- Terry Motau raised evidence that up to R1.3 million was paid in bribes to Gamede to facilitate the sale.
- Advocate Simi Pillay (SC) said the oil traders and SFF management were making a desperate attempt to provide an artificial explanation for improper and corrupt conduct.
- Representing Contango Trading Advocate Gilbert Marcus (SC) said Contango suffered prejudicial financial losses from the transaction.
The role of former Strategic Fuel Fund CEO Sibusiso Gamede in the sale of 10 million barrels of strategic oil reserves came under the spotlight at the Western Cape High Court in Cape Town on Tuesday morning.
Representing the Strategic Fuel Fund in court on Monday, Advocate Terry Motau raised evidence. He referred to a forensic report from last year also states that up to R1.3 million was paid in bribes to Gamede to facilitate the sale, which took place under then-minister of energy Tina Joemat-Pettersson's watch.
The CEF is approaching the court to have the sale of the reserves to stock to various companies, in contravention with the Public Finance Management Act and below market value, declared invalid.
The companies involved include Taleveras Oil, Venus Rays and Vitol Energy.
Representing the Organisation Undoing Tax Abuse in the Western Cape High Court, Advocate Simi Pillay (SC) said the oil traders and former SFF management were making a desperate attempt to provide an artificial explanation for improper and corrupt conduct on the part of the traders in the sale. Outa intervened in the matter as a friend of the court.
The applicants argue that Taleveras Oil was a central beneficiary to the sale of R5 billion worth of strategic oil reserves in December 2015. Gamede is accused of colluding with traders to facilitate the sale at the expense of the SFF.
"Mr Gamede is responsible while acting as CEO of the SFF, so for him to serve as legal advisor to the Taleveras arrangement raises questions. Once the impugned contracts are set aside, the appropriate relief should be relevant to the tender made by the applicants. This includes the repayment of storage fees, the return of the oil," Pillay said.
High Court Judge Owen Rogers said it was noteworthy that the value of the oil sold in the transaction is estimated to be as much as $348 million but government was pursuing significantly less.

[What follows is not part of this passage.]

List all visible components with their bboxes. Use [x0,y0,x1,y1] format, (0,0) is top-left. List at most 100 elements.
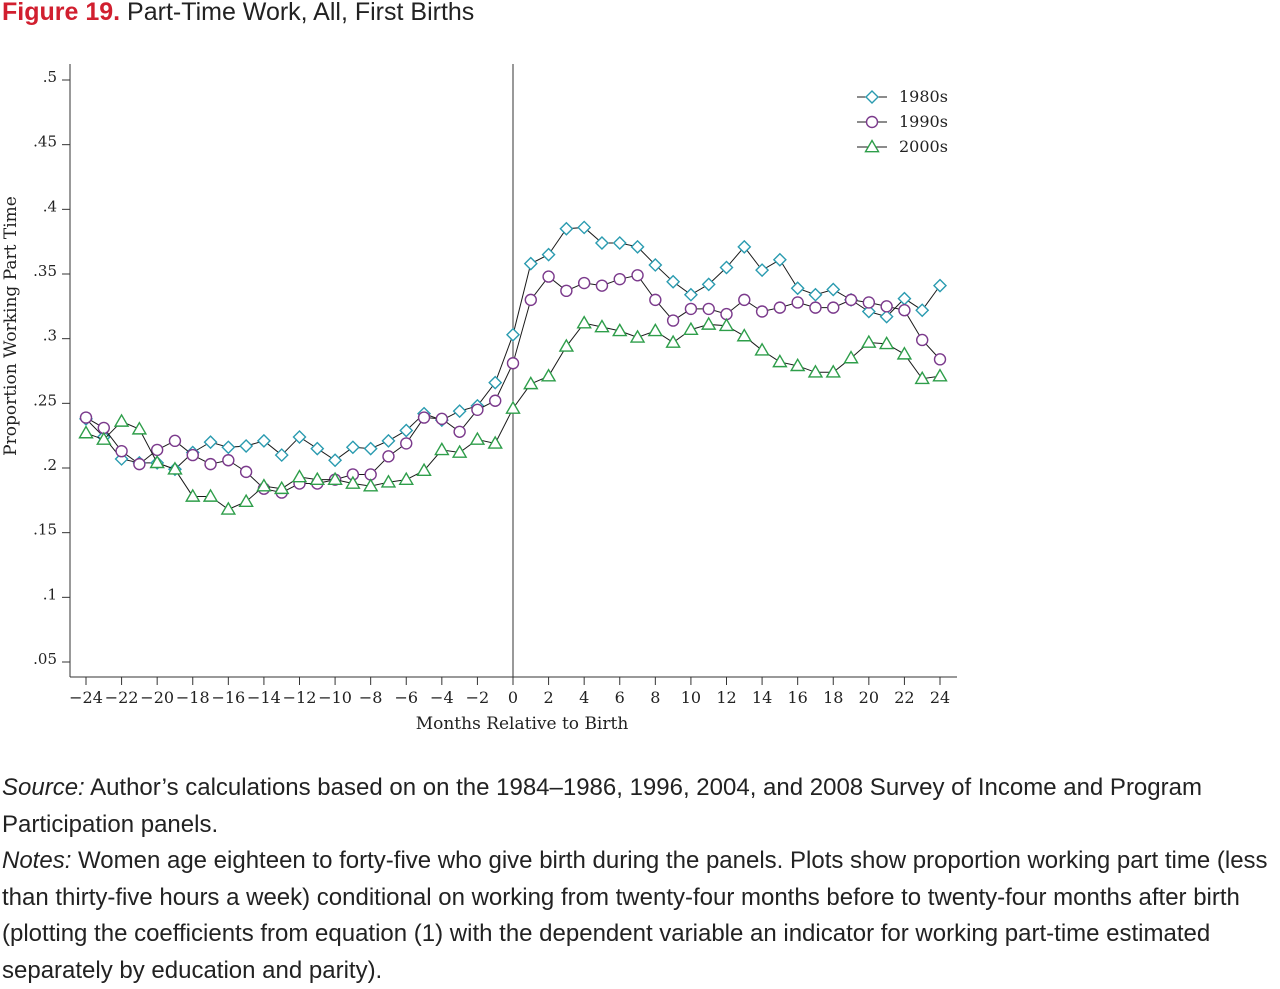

"Taleveras bought oil from SFF for $112 million but can on-sell it for $180 million in the same day and still leaves $20 million in the pocket of Taleveras after payments. It is quite odd," said Judge Rogers.
Representing Taleveras Oil, Advocate Leon Kuschke (SC) denied an assertion by Outa that Taleveras sought to justify the contract, saying that Taleveras merely sought to explain their role and communicate that they accepted part of the contracts that constituted an invalidity. Kuschke said there was no evidence of payment to Mr Gamede's trust account being a direct bribe.
Representing Contango Trading, Advocate Gilbert Marcus (SC) said Contango suffered prejudicial financial losses from the transactions related to the oil sales, but that Contango was not involved in any collusion.
"There is no evidence like the evidence levelled against Telaveras being levelled against Contango. Traders except for Contango colluded with Mr Gamede to ensure the transaction went through," said Marcus.
* This article has been corrected to reflect that Sibusiso Gamede was not CEF CEO but SFF CEO. The edits also reflect that his surname is not Gumede but Gamede. The error is regretted.